The Centers for Disease Control (CDC) have also made considerable, but potentially less effective, efforts to break the drug crisis on the national level. They released a set of guidelines in mid-March for practitioners that are non-binding but “not seen as voluntary” according to Myra Christopher, the director of the Pain Action Alliance to Implement a National Strategy. These guidelines recommend, among other things, that practitioners try treating their patients with ibuprofen and similar substances before committing to harsher opioids.They also propose mandatory urine testing before receiving prescriptions and to limit opioid prescriptions to an initial three days as opposed to Massachusetts’s seven. While Massachusetts took action in the form of legislation, the CDC’s nonbinding recommendations may prove less successful and may not do as much to halt the drug crises.

But as ideal as these changes to the status quo sound, there has been some backlash, especially from those who view their prescribed opioids as a necessary and completely beneficial part of their lives. Once such person is Katherine Cameron from Alameda, Calif. who wrote to the New York Times about her disapproval of the CDC’s new guidelines. She, like many others, has found that a low-dose opioid regimen makes her chronic pain and associated symptoms such as depression more manageable. And she, like many others, has not become addicted to her prescriptions. She argues that the alternatives the CDC and state governments suggest, ibuprofen and aspirin, actually pose more of a threat to her health, such as having the potential to irreparably damage her kidneys, liver and other essential organs. The new laws pose a threat to her well being. And when the message from Mayor Walsh of Boston is “if this law helps one family and one addict, it has done its job,” we begin to question how that sentiment plays out when the law prevents one family and one patient from getting the help she needs.
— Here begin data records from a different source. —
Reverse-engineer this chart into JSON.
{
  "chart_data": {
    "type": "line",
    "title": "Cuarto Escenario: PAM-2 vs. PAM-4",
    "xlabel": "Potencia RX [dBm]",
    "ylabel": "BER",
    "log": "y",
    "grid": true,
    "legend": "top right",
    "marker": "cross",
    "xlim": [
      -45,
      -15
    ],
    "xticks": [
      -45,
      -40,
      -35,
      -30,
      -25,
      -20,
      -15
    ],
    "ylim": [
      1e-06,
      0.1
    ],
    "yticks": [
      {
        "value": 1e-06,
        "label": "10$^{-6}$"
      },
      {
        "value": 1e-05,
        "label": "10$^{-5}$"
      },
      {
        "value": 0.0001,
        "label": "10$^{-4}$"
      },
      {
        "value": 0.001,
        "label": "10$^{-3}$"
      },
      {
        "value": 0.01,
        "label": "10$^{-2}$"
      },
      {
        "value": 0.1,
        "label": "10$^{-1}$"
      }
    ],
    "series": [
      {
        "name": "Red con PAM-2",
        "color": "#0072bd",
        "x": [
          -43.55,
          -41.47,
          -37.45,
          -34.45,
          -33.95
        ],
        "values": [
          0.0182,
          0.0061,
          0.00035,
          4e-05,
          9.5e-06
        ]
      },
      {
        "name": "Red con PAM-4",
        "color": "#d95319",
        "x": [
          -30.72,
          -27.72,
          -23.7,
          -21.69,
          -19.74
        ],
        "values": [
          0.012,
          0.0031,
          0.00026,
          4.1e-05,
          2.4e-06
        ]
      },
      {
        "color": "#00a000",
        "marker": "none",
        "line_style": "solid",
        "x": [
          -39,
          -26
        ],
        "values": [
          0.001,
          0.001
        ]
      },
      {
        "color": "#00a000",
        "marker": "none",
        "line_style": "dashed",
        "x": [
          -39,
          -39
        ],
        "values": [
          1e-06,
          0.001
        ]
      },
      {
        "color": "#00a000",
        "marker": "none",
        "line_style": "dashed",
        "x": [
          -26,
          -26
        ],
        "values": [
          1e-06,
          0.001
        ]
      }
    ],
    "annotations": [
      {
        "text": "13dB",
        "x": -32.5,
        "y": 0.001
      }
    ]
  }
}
Although the drug crisis is a pressing issue, it is also true that voices like Katherine’s are largely left out of the media. The drugs can be used dangerously, but they can also be used safely. And sometimes they are the best option for the patient. While the new legislation and guidelines are a step in the right direction to stop the nationwide problem, legislation should do more to include the needs of those who truly benefit from these drugs.